Dans son document de candidature José Manuel Baroso annonce "une attention nouvelle et beaucoup plus soutenue à la dimension sociale en Europe". Je lui ai dit que j’avais d’abord cru a une forme d’humour de sa part mais que je me suis aperçu ensuite qu’il n’en était rien, mais qu’il y avait un vrai malentendu entre nous. Ce qu’il nomme "préoccupation sociale" ne se nommait pas de cette façon chez nous et dans notre esprit de gauche. En effet la question posée n’est pas de "grossir l’enveloppe des aides sociales" mais de faire vivre un système général de sécurité sociale pour tous. Je lui ai dit que nous faisions notre la formule du poète Victor Hugo selon laquelle notre but n’était pas de "soulager la pauvreté mais d’éradiquer la misère". Lui m’a répondu qu’il ne faisait pas d’humour "avec le social". Et ainsi de suite.

L’affichage social, volontairement voyant en introduction, trouve vite les mots qui le réduisent au néant libéral. Il se propose de "garantir un travail décent" et de développer "la flexicurité" pour laquelle il plaide à plusieurs reprises pour "établir des principes communautaires de flexicurité à appliquer dans le cadre de parcours nationaux". Ce verbiage d’incitation au démantèlement des acquis sociaux est même accompagné d’une de ces diatribes contre la lutte de classe qui est le charme indépassable de cette sorte d’archaïque. Évidemment cela est dit dans la novlangue eurocratique : il se prononce en faveur de l’individualisation des relations de travail et de la fixation des normes directement dans l’entreprise en appelant à "renoncer au modèle fondé sur des relations industrielles conflictuelles, qui est dépassé, au profit d’une approche plus globale sur le lieu de travail fondée sur l’engagement des travailleurs".

Libéralo-béatitude

Reste que son manifeste de candidature confirme le cours néolibéral de la politique européenne et opte en faveur d’une commissionnerai qui aggravera encore le déficit démocratique de l’UE. Je lui ai demandé comment il pouvait expliquer l’abime d’abstention dans lequel s’effondre la construction européenne compte tenu de la satisfaction qu’il exprime sur le bilan de L’union. Il a répondu que la crise ne venait pas de l’Europe ni de’ son fonctionnement mais des États-Unis. Tel quel. Et d’ailleurs son document ne concède pas la moindre erreur d’analyse ou d’appréciation dans les politiques menées jusqu’à ce jour. Au contraire, Barroso ne voit que des succès dans "le marché unique qui a démontré sa résistance" ou encore la "monnaie unique" comme "socle de stabilité". Il prétend même "avoir fait de l’élargissement un succès", sans préciser bien sûr dans quel domaine et pour qui …

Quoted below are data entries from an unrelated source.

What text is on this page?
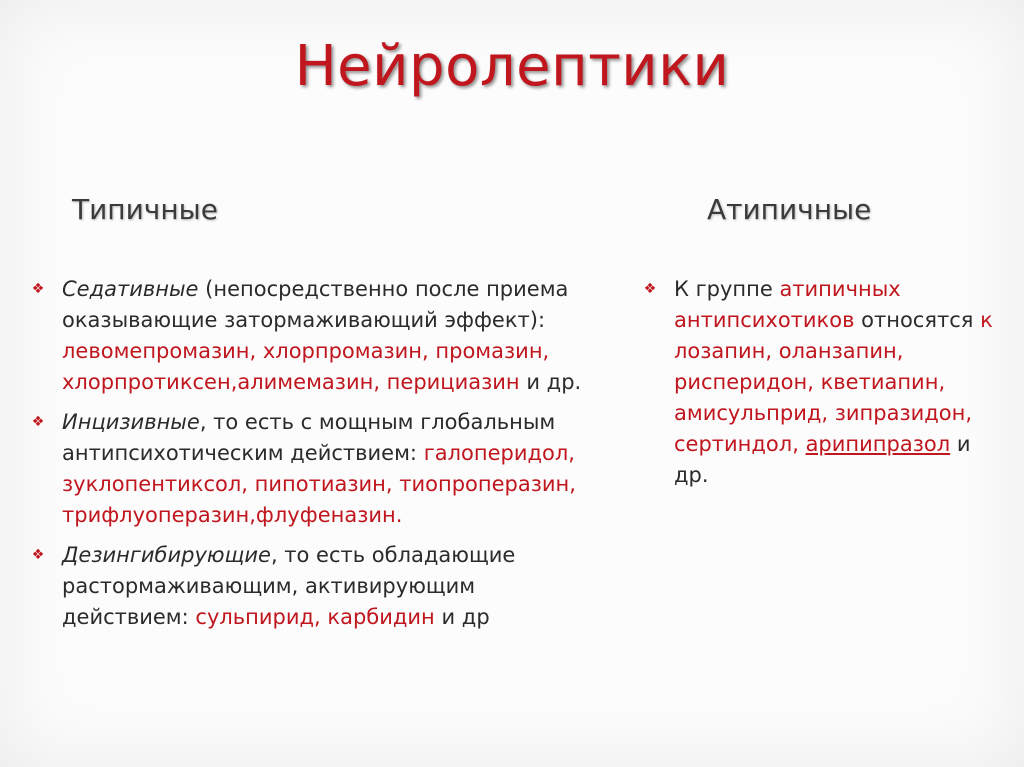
Нейролептики
Типичные	Атипичные
❖
Седативные (непосредственно после приема оказывающие затормаживающий эффект): левомепромазин, хлорпромазин, промазин, хлорпротиксен,алимемазин, перициазин и др.
❖
Инцизивные, то есть с мощным глобальным антипсихотическим действием: галоперидол, зуклопентиксол, пипотиазин, тиопроперазин, трифлуоперазин,флуфеназин.
❖
Дезингибирующие, то есть обладающие растормаживающим, активирующим действием: сульпирид, карбидин и др
❖
К группе атипичных антипсихотиков относятся к лозапин, оланзапин, рисперидон, кветиапин, амисульприд, зипразидон, сертиндол, арипипразол и др.
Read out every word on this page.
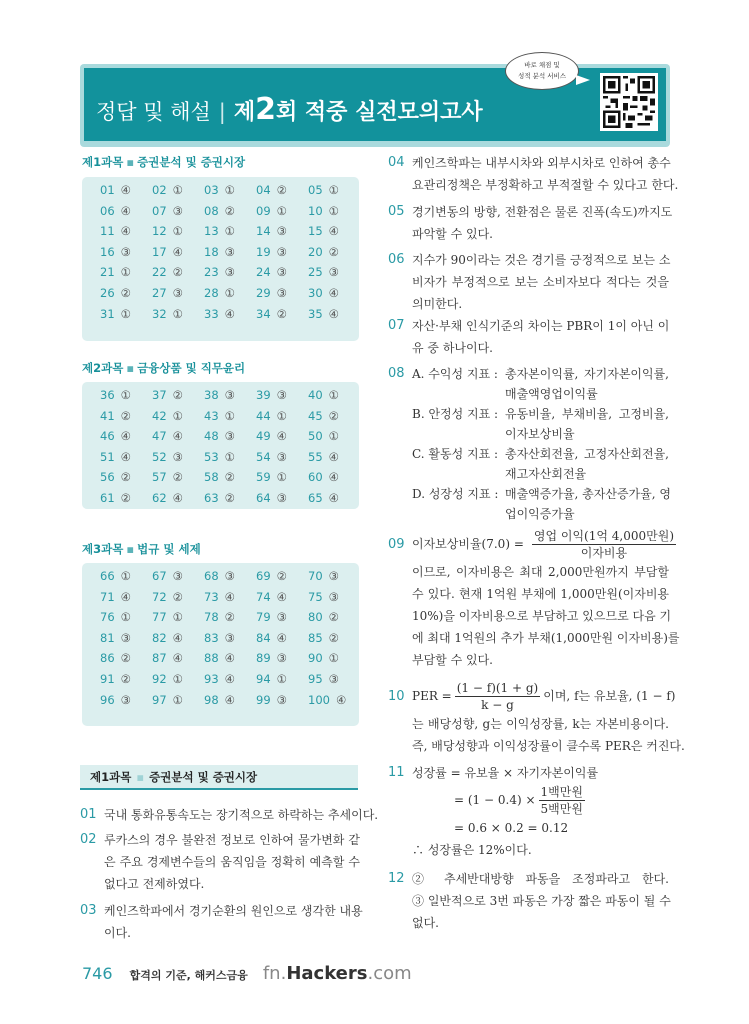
정답 및 해설 | 제2회 적중 실전모의고사
바로 채점 및
성적 분석 서비스
제1과목 ▪ 증권분석 및 증권시장
01 ④ 02 ① 03 ① 04 ② 05 ①
06 ④ 07 ③ 08 ② 09 ① 10 ①
11 ④ 12 ① 13 ① 14 ③ 15 ④
16 ③ 17 ④ 18 ③ 19 ③ 20 ②
21 ① 22 ② 23 ③ 24 ③ 25 ③
26 ② 27 ③ 28 ① 29 ③ 30 ④
31 ① 32 ① 33 ④ 34 ② 35 ④
제2과목 ▪ 금융상품 및 직무윤리
36 ① 37 ② 38 ③ 39 ③ 40 ①
41 ② 42 ① 43 ① 44 ① 45 ②
46 ④ 47 ④ 48 ③ 49 ④ 50 ①
51 ④ 52 ③ 53 ① 54 ③ 55 ④
56 ② 57 ② 58 ② 59 ① 60 ④
61 ② 62 ④ 63 ② 64 ③ 65 ④
제3과목 ▪ 법규 및 세제
66 ① 67 ③ 68 ③ 69 ② 70 ③
71 ④ 72 ② 73 ④ 74 ④ 75 ③
76 ① 77 ① 78 ② 79 ③ 80 ②
81 ③ 82 ④ 83 ③ 84 ④ 85 ②
86 ② 87 ④ 88 ④ 89 ③ 90 ①
91 ② 92 ① 93 ④ 94 ① 95 ③
96 ③ 97 ① 98 ④ 99 ③ 100 ④
제1과목 ▪ 증권분석 및 증권시장
01 국내 통화유통속도는 장기적으로 하락하는 추세이다.
02 루카스의 경우 불완전 정보로 인하여 물가변화 같
은 주요 경제변수들의 움직임을 정확히 예측할 수
없다고 전제하였다.
03 케인즈학파에서 경기순환의 원인으로 생각한 내용
이다.
04 케인즈학파는 내부시차와 외부시차로 인하여 총수
요관리정책은 부정확하고 부적절할 수 있다고 한다.
05 경기변동의 방향, 전환점은 물론 진폭(속도)까지도
파악할 수 있다.
06 지수가 90이라는 것은 경기를 긍정적으로 보는 소
비자가 부정적으로 보는 소비자보다 적다는 것을
의미한다.
07 자산·부채 인식기준의 차이는 PBR이 1이 아닌 이
유 중 하나이다.
08 A. 수익성 지표 : 총자본이익률, 자기자본이익률,
매출액영업이익률
B. 안정성 지표 : 유동비율, 부채비율, 고정비율,
이자보상비율
C. 활동성 지표 : 총자산회전율, 고정자산회전율,
재고자산회전율
D. 성장성 지표 : 매출액증가율, 총자산증가율, 영
업이익증가율
09 이자보상비율$(7.0) = \frac{\text{영업 이익(1억 4,000만원)}}{\text{이자비용}}$
이므로, 이자비용은 최대 2,000만원까지 부담할
수 있다. 현재 1억원 부채에 1,000만원(이자비용
10%)을 이자비용으로 부담하고 있으므로 다음 기
에 최대 1억원의 추가 부채(1,000만원 이자비용)를
부담할 수 있다.
10 PER = $\frac{(1 - f)(1 + g)}{k - g}$ 이며, f는 유보율, (1 − f)
는 배당성향, g는 이익성장률, k는 자본비용이다.
즉, 배당성향과 이익성장률이 클수록 PER은 커진다.
11 성장률 = 유보율 × 자기자본이익률
= $(1 - 0.4) \times \frac{\text{1백만원}}{\text{5백만원}}$
= 0.6 × 0.2 = 0.12
∴ 성장률은 12%이다.
12 ② 추세반대방향 파동을 조정파라고 한다.
③ 일반적으로 3번 파동은 가장 짧은 파동이 될 수
없다.
746 합격의 기준, 해커스금융 fn.Hackers.com
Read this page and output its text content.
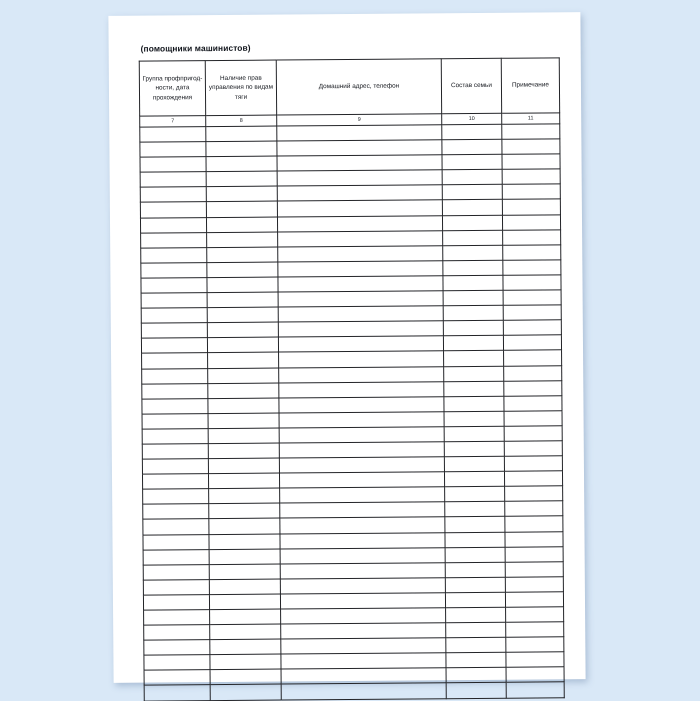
(помощники машинистов)
Группа профпригод- ности, дата прохождения	Наличие прав управления по видам тяги	Домашний адрес, телефон	Состав семьи	Примечание
7	8	9	10	11
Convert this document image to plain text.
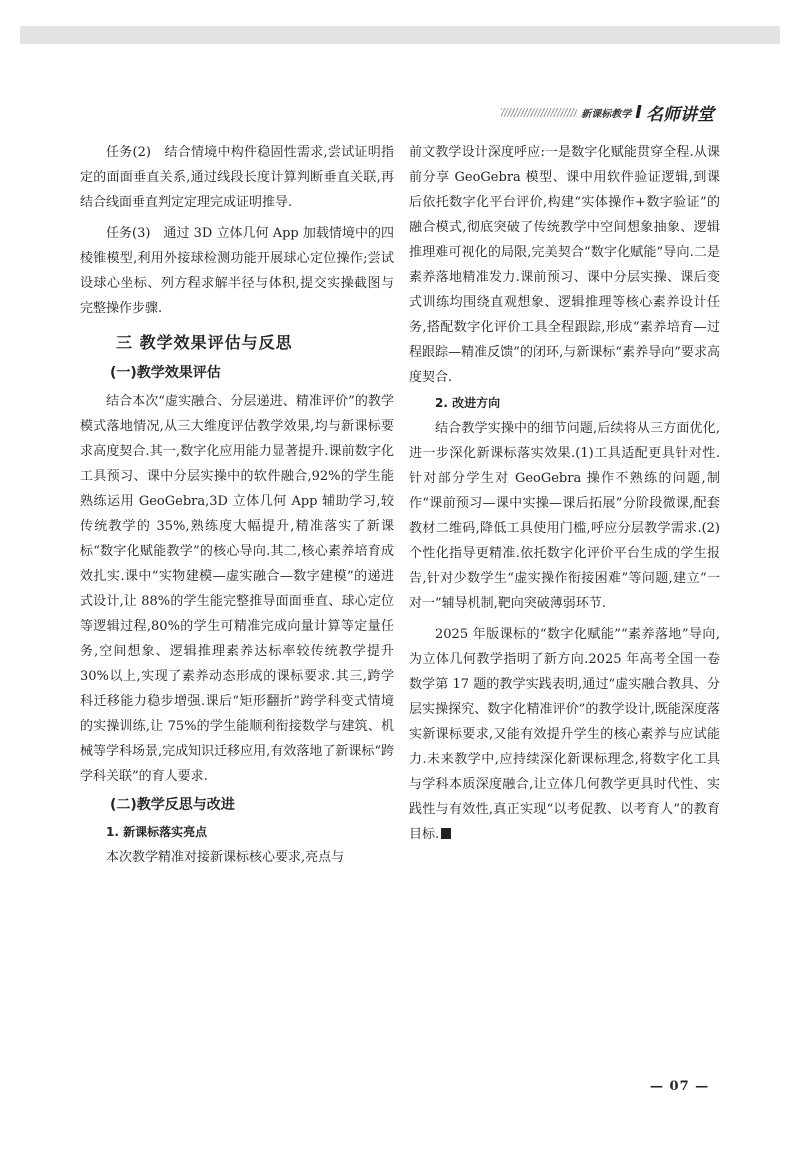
新课标教学 I 名师讲堂

任务(2)　结合情境中构件稳固性需求,尝试证明指定的面面垂直关系,通过线段长度计算判断垂直关联,再结合线面垂直判定定理完成证明推导.

任务(3)　通过 3D 立体几何 App 加载情境中的四棱锥模型,利用外接球检测功能开展球心定位操作;尝试设球心坐标、列方程求解半径与体积,提交实操截图与完整操作步骤.

三 教学效果评估与反思
(一)教学效果评估

结合本次“虚实融合、分层递进、精准评价”的教学模式落地情况,从三大维度评估教学效果,均与新课标要求高度契合.其一,数字化应用能力显著提升.课前数字化工具预习、课中分层实操中的软件融合,92%的学生能熟练运用 GeoGebra,3D 立体几何 App 辅助学习,较传统教学的 35%,熟练度大幅提升,精准落实了新课标“数字化赋能教学”的核心导向.其二,核心素养培育成效扎实.课中“实物建模—虚实融合—数字建模”的递进式设计,让 88%的学生能完整推导面面垂直、球心定位等逻辑过程,80%的学生可精准完成向量计算等定量任务,空间想象、逻辑推理素养达标率较传统教学提升 30%以上,实现了素养动态形成的课标要求.其三,跨学科迁移能力稳步增强.课后“矩形翻折”跨学科变式情境的实操训练,让 75%的学生能顺利衔接数学与建筑、机械等学科场景,完成知识迁移应用,有效落地了新课标“跨学科关联”的育人要求.

(二)教学反思与改进
1. 新课标落实亮点

本次教学精准对接新课标核心要求,亮点与

前文教学设计深度呼应:一是数字化赋能贯穿全程.从课前分享 GeoGebra 模型、课中用软件验证逻辑,到课后依托数字化平台评价,构建“实体操作+数字验证”的融合模式,彻底突破了传统教学中空间想象抽象、逻辑推理难可视化的局限,完美契合“数字化赋能”导向.二是素养落地精准发力.课前预习、课中分层实操、课后变式训练均围绕直观想象、逻辑推理等核心素养设计任务,搭配数字化评价工具全程跟踪,形成“素养培育—过程跟踪—精准反馈”的闭环,与新课标“素养导向”要求高度契合.

2. 改进方向

结合教学实操中的细节问题,后续将从三方面优化,进一步深化新课标落实效果.(1)工具适配更具针对性.针对部分学生对 GeoGebra 操作不熟练的问题,制作“课前预习—课中实操—课后拓展”分阶段微课,配套教材二维码,降低工具使用门槛,呼应分层教学需求.(2)个性化指导更精准.依托数字化评价平台生成的学生报告,针对少数学生“虚实操作衔接困难”等问题,建立“一对一”辅导机制,靶向突破薄弱环节.

2025 年版课标的“数字化赋能”“素养落地”导向,为立体几何教学指明了新方向.2025 年高考全国一卷数学第 17 题的教学实践表明,通过“虚实融合教具、分层实操探究、数字化精准评价”的教学设计,既能深度落实新课标要求,又能有效提升学生的核心素养与应试能力.未来教学中,应持续深化新课标理念,将数字化工具与学科本质深度融合,让立体几何教学更具时代性、实践性与有效性,真正实现“以考促教、以考育人”的教育目标.

— 07 —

Il ne voit pas non plus la moindre responsabilité de l’Europe et de ses politiques libérales dans la crise financière et n’a pas peur d’affirmer que ce serait au contraire "la méfiance » vis-à-vis de l’Europe « qui a trop souvent causé des failles dans notre système : elle a contribué aux défaillances de notre système de régulation financière, si brutalement mises en lumière l’an dernier". Amis partisans du non au référendum vous voila démasqués ! D’ailleurs, à un mois du nouveau référendum destiné à faire plier les Irlandais, Barroso exalte à chaque occasion le traité de Lisbonne, "qui je l’espère sera bientôt ratifié, nous fournira la capacité institutionnelle nécessaire pour agir". Comme d’habitude chez les partisans du Oui, le Traité de Lisbonne est paré de toutes les vertus : en matière de politique économique, de diplomatie, d’efficacité institutionnelle, de droits des citoyens et des Parlements … sans jamais que ces avancées virtuelles ne soient pourtant précisées ou explicitées. Ni prise ne compte la moindre critique de ses opposants. Une euro-béatitude tranquille et imperturbable, comme un orchestre du Titanic.